Well, we did finally leave the rig today for dinner and a little shopping.<
We headed out about 4:15 to first eat at the Golden Corral down on i-45. Jan had been ‘jonsing’ for some fried chicken, and GC has some of the best.
I like the fact that I can get a little of everything.
Afterwards we looped back around to the Home Depot so I could pick up some Plexiglass sheets to construct the air deflector for our rig’s AC cover. Hopefully it will redirect the airflow over the AC so it cools better while we’re on the road.
Then it was a quick stopover at the Kroger’s for a few things and then home.
Recently I’ve been thinking about unintended consequences and their effect on our lives. And what happens when they backfire.
You know, like in British Colonial India when the government started offering a bounty for dead cobras, hoping to reduce the deadly population. For a while it worked . . . until people started breeding cobras so they could turn them in for the reward.
Then when the government scrapped the program, all of the now-worthless cobras were released, resulting in more cobras in the wild than they were to start with.
Oops!
Or when in1859 an Australian imported 24 wild rabbits from England and released them into the countryside so he could hunt them. But apparently they could make new bunnies faster than he could shoot them, because by the 1920’s, less than 70 years later the population was estimated to be over 10 billion. That’s BILLION, with a B.
By the 1890’s they had devastated over 2.5 million acres of Australia. Today, due to heavy eradication efforts, the rabbit population numbers around 200 million.
What’s up, doc?
Another example, as I mentioned in my Trinity Site blog post the other day, are the Oryx antelope that were imported to the White Sand area of New Mexico in the late 70’s.
The original 93 have grown to over 5000, more than there in the Kalahari desert where they came from. And since they have no natural predators (lions) here, they too are tuning into real pests.
Going back in history, those of you close to my age probably remember ‘freak’ shows at the traveling carnivals that came to town.Every carnival had one, or sometimes two. That way they could charge you twice.
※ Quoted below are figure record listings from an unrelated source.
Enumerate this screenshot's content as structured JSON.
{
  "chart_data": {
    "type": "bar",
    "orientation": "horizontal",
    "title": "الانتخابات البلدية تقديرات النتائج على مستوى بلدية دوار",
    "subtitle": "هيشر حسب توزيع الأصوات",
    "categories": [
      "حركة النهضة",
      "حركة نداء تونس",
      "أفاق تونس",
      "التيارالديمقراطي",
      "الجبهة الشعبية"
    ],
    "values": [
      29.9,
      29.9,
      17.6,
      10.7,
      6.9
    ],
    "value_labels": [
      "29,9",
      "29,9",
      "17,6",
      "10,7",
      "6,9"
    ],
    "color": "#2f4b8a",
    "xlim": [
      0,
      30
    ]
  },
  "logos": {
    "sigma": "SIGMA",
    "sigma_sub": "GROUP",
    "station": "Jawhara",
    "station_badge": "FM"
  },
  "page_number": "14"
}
Modern freak shows really originated with P.T. Barnum in the 1840’s when he introduced Gen. Tom Thumb to the public.
Tom, aka Charles Stratton, who ironically was a distant cousin of Barnum’s, became very wealthy over the years, making as much as $4000 a week in today’s dollars.
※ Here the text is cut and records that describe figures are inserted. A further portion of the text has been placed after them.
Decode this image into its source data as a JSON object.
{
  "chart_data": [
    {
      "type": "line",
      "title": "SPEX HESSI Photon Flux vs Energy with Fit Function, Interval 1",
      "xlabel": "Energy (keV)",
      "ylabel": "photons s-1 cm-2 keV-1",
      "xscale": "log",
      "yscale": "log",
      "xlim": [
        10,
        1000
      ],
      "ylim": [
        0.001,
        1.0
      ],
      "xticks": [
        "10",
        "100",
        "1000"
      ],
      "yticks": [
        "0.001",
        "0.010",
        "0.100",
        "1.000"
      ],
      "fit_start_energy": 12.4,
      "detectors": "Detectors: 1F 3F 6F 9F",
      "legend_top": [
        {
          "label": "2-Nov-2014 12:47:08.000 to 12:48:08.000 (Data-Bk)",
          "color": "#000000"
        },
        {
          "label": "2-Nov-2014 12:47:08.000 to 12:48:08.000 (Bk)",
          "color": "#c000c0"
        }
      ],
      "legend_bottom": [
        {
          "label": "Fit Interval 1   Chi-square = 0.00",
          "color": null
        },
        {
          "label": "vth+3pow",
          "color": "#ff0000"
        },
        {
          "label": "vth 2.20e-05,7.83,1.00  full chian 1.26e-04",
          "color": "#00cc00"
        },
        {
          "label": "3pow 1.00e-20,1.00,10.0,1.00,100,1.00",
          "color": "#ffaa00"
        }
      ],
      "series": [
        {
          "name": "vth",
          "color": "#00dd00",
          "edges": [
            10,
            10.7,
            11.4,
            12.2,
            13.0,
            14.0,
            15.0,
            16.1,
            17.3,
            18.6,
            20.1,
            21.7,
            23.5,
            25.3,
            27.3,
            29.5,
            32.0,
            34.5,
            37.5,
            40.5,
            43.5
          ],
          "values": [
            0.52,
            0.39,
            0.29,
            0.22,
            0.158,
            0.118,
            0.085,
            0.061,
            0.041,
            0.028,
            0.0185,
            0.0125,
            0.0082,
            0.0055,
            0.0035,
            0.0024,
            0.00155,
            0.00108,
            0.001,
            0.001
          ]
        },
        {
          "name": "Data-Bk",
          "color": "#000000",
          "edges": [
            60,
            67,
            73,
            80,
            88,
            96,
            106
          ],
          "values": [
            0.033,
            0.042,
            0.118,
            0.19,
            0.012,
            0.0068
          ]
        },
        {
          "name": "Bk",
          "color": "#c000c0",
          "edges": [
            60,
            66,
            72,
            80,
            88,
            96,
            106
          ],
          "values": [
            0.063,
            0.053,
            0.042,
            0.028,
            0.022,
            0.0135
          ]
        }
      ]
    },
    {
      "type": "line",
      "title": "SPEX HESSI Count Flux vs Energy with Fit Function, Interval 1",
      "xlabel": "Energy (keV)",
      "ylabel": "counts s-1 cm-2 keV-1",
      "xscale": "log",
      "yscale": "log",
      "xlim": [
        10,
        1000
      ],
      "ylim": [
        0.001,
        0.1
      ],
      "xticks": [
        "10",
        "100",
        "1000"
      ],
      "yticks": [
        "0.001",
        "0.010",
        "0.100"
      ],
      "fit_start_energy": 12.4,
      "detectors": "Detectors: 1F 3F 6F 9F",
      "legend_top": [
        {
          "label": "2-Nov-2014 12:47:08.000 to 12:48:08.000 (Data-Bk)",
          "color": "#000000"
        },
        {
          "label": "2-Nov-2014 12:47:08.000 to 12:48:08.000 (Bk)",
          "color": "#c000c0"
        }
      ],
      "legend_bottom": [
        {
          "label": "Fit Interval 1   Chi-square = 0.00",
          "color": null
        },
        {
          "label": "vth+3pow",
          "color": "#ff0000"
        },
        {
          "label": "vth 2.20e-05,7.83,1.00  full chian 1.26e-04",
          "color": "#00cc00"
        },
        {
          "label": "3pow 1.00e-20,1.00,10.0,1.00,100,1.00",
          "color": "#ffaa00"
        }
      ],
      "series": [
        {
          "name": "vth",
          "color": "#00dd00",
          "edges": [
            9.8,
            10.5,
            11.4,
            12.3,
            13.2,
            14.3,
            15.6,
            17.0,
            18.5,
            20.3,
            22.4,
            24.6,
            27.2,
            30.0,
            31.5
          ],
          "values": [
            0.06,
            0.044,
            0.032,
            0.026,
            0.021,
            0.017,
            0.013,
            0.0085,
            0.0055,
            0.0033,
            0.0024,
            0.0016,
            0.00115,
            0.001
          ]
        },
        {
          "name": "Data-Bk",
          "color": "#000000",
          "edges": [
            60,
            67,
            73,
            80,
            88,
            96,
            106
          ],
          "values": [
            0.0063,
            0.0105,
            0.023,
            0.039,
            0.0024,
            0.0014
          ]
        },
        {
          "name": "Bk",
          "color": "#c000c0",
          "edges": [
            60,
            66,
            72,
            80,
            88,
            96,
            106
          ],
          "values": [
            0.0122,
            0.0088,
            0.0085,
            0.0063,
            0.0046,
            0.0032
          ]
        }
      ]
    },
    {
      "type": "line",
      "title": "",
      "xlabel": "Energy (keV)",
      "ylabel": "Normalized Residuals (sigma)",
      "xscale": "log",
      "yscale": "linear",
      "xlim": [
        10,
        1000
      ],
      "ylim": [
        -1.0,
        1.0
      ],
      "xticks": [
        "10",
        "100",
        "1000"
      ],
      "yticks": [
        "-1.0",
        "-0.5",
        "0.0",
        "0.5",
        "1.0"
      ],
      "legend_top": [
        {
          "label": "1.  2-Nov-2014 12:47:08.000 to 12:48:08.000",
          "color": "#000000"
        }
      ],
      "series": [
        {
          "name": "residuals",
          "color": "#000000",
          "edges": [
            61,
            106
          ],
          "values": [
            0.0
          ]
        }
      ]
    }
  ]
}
Or how about The Dog-Faced Boy, who during the 1880’s was making the equivalent of $13,000 a week.
In more modern times they even had their own town in Florida. Gibsonton, about 20 minutes south of Tampa was home to hundreds of freak show performers who lived there when they weren’t traveling. They lived in very nice houses, drove Cadillac’s, and had a nice lives.
At least until the 50’s – 70’s when do-gooder’s took it all away. Citing ‘discrimination’ and ‘exploitation of the disabled’, they got laws passed restricting the shows, and then shutting them down, apparently to save them from themselves.
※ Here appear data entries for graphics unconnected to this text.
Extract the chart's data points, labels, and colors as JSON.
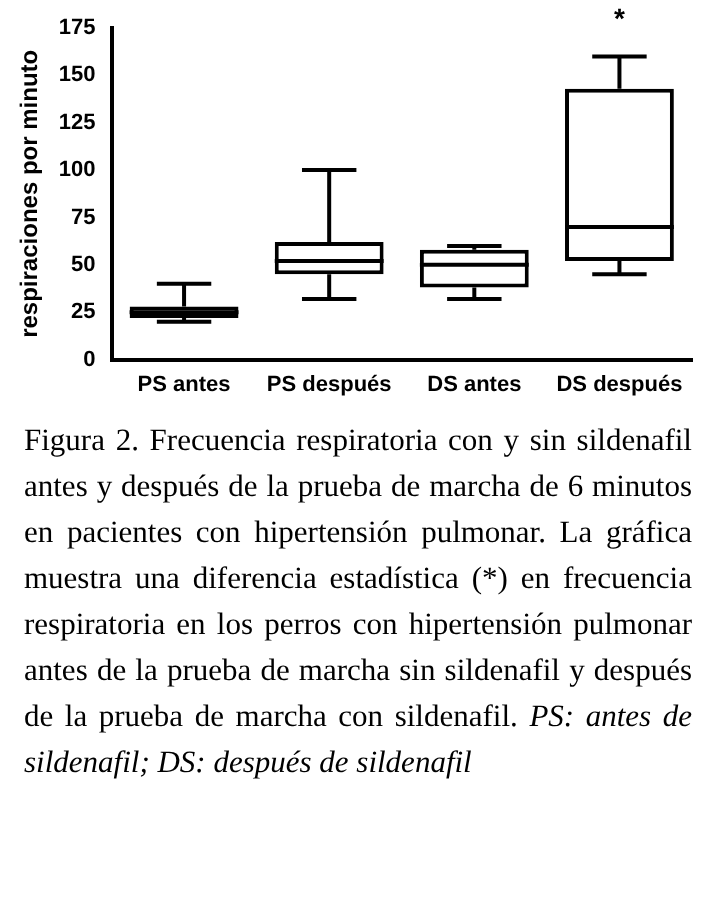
{
  "chart_data": {
    "type": "box",
    "ylabel": "respiraciones por minuto",
    "categories": [
      "PS antes",
      "PS después",
      "DS antes",
      "DS después"
    ],
    "boxes": [
      {
        "low": 20,
        "q1": 22,
        "median": 25,
        "q3": 28,
        "high": 40
      },
      {
        "low": 32,
        "q1": 45,
        "median": 52,
        "q3": 62,
        "high": 100
      },
      {
        "low": 32,
        "q1": 38,
        "median": 50,
        "q3": 58,
        "high": 60
      },
      {
        "low": 45,
        "q1": 52,
        "median": 70,
        "q3": 143,
        "high": 160
      }
    ],
    "color": "#000000",
    "ylim": [
      0,
      175
    ],
    "yticks": [
      0,
      25,
      50,
      75,
      100,
      125,
      150,
      175
    ],
    "grid": false,
    "legend": false,
    "annotations": [
      "*",
      "Figura 2. Frecuencia respiratoria con y sin sildenafil antes y después de la prueba de marcha de 6 minutos en pacientes con hipertensión pulmonar. La gráfica muestra una diferencia estadística (*) en frecuencia respiratoria en los perros con hipertensión pulmonar antes de la prueba de marcha sin sildenafil y después de la prueba de marcha con sildenafil.",
      "PS: antes de sildenafil; DS: después de sildenafil"
    ]
  }
}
And as a result, many ‘freaks’, who previously had nice lives and incomes, died in destitution, in some cases, while living on the streets.
Or how about Lady Bird Johnson’s Highway Beautification Act.
Sounds great, right.
Take down all the billboards and other forms of outdoor advertising along our Interstates, giving us pristine views of green, rolling hills and landscapes. What could be wrong with that?
Well, nothing, unless you were a billboard company that went out of business and had to lay off all your employees, or a landowner whose main income was from the billboards erected on their land.
But the big hit was to all the mom and pop businesses off the Interstates. The many restaurants, motels, gas stations, and even roadside attractions started withering away when no one knew they were out there. Thousands went out of business across the country,
And it wasn’t much better for the travelers.
Was there a gas station at this exit, or a motel? Or maybe at the next one?
This is why we now have those signs at the exits listing food, lodging, and gas available at each exit. So we went from a billboard or two 50 yards right off the highway, to one or more right in our face at the exit.
Not exactly a big improvement.
I’ll continue this topic tomorrow, with more current examples. Stay tuned.
Thought for the Day:
Be careful what you wish for. You might just get it.